Os riscos nos mercados de dívida, exacerbados pelas subidas rápidas das taxas de juro, são uma das razões pelas quais alguns dos maiores bancos de investimento apostam que a zona euro não só irá ter uma recessão técnica como uma banana que se prolongará por todo o ano, ou perto disso. É o caso o Morgan Stanley, que acredita que os EUA vão conseguir escapar à contração económica mas a zona euro acabará por ter uma quebra de 0,2% em 2023.

A crise energética está para durar, diz o banco de investimento, notando que isso penaliza a indústria e toda a atividade económica, ao mesmo tempo que agrava a inflação – levando a que o BCE não tenha alternativa que não a de continuar a apertar a política monetária. “Acreditamos que o BCE, confrontado com receios de inflação, vai aumentar a taxa de juro para 2,5% no primeiro trimestre de 2023 [está em 2%] e só voltará a baixá-la no início de 2024”, afirma Jens Eisenschmidt, economista-chefe para a Europa. Pela positiva, o especialista destaca, porém, que a taxa de desemprego está num mínimo histórico de 6,6% – e “embora o mercado de trabalho possa enfraquecer, o aumento do desemprego poderá ser pouco expressivo“.

epa10334363 President of the European Central Bank (ECB) Christine Lagarde attends a Committee on Economic and Monetary Affair at the European Parliament in Brussels, Belgium, 28 November 2022.  EPA/STEPHANIE LECOCQ

Christine Lagarde admitiu várias novas subidas de taxas de juro nos próximos meses.

STEPHANIE LECOCQ/EPA

Mesmo que seja válido esse otimismo em relação ao mercado de trabalho, o Morgan Stanley nota que a economia irá ressentir-se do facto de o BCE não ter margem para complacência na subida dos juros. O risco é que a autoridade monetária, criticada por ter desvalorizado os riscos de inflação no início deste processo, possa agora exagerar na dose – o próprio Fundo Monetário Internacional (FMI) alertou para esse risco em outubro.

“Um aperto demasiado forte da política monetária arrisca colocar as economias numa recessão desnecessariamente gravosa”, admitiu o FMI, referindo-se aos bancos centrais no geral e não especificamente ao BCE. Porém, o organismo sedeado em Washington alertou que se “os bancos centrais voltarem a subestimar a natureza teimosamente persistente da inflação” isso “poderá ser muito mais prejudicial para a estabilidade macroeconómica futura, porque poderá minar a credibilidade que custou muito aos bancos centrais a conquistar”. Por isso, pediu às autoridades monetárias que mantenham “mão firme” no controlo da inflação.

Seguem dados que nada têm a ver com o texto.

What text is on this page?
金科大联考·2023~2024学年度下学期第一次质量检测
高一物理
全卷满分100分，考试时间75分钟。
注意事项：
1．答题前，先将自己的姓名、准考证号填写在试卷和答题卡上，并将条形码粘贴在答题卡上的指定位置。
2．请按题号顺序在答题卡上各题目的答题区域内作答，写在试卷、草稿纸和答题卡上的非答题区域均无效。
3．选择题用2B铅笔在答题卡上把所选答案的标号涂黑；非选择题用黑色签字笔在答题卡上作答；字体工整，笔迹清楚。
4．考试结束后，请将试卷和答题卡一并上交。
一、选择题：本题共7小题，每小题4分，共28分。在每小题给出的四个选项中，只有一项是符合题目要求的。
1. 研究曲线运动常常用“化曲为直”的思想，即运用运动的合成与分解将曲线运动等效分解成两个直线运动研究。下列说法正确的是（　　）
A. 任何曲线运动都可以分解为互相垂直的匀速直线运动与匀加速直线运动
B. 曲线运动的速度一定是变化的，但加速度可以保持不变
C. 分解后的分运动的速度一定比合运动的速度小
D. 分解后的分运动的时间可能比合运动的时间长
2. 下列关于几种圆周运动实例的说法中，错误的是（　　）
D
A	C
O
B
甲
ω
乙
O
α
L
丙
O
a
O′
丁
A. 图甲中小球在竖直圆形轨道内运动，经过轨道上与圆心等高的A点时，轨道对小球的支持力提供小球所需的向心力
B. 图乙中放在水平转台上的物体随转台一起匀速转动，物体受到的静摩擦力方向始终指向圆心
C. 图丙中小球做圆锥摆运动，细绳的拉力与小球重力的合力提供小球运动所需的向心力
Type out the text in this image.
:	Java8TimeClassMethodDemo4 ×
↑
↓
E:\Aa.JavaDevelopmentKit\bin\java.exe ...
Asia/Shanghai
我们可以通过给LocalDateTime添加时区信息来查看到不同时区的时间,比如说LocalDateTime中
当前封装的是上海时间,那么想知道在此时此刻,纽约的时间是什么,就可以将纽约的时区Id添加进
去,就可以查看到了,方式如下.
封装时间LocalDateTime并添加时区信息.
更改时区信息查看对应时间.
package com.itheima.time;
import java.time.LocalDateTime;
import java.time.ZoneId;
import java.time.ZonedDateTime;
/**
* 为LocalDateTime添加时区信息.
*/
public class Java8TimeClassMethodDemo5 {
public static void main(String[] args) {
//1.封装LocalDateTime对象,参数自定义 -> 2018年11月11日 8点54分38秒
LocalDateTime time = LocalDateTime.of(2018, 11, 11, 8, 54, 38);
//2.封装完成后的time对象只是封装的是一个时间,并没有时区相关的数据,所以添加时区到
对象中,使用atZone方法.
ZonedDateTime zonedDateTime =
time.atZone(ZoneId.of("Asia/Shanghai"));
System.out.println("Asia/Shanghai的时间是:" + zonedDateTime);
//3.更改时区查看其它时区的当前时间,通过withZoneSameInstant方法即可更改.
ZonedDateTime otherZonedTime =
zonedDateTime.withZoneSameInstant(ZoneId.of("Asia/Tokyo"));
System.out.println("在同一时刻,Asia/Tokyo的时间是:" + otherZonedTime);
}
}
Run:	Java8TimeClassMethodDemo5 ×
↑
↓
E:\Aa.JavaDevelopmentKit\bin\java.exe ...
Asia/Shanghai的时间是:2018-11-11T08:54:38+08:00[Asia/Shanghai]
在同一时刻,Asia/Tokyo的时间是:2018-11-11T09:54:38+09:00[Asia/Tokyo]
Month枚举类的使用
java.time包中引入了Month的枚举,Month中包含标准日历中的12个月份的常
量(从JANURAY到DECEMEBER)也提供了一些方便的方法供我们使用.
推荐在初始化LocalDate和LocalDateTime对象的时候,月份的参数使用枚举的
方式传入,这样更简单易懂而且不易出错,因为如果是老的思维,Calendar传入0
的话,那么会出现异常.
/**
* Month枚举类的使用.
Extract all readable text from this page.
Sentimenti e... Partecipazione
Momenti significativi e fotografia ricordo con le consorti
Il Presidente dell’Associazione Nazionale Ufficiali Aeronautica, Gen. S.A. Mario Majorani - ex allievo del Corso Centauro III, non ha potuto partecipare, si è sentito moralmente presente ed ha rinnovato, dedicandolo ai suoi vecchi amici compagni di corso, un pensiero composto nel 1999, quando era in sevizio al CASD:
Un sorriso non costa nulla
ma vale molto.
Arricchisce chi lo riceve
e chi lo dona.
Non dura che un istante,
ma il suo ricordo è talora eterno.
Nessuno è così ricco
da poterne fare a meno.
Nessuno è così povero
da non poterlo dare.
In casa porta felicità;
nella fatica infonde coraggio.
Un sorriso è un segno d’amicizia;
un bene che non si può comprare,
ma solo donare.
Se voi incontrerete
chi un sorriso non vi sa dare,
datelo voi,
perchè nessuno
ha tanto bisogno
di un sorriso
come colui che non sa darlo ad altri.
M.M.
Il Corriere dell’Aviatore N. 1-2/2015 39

Parte da estratégia dos bancos centrais para tentar controlar a subida dos preços (inflação) passa por restringir a procura económica, daí as subidas de taxas de juro para níveis que se podem considerar “restritivos” da atividade. O desafio é evitar que essa desaceleração se transforme numa recessão – ou, em rigor, numa contração que seja mais do que a “curta e ligeira” recessão que o BCE já admite para a zona euro. Certo é que, como avisou o FMI, “o pior ainda está para vir” – e, independentemente do que disserem os números globais, é incontornável que, “para muitas pessoas, o ano de 2023 vai ter um sabor a recessão“.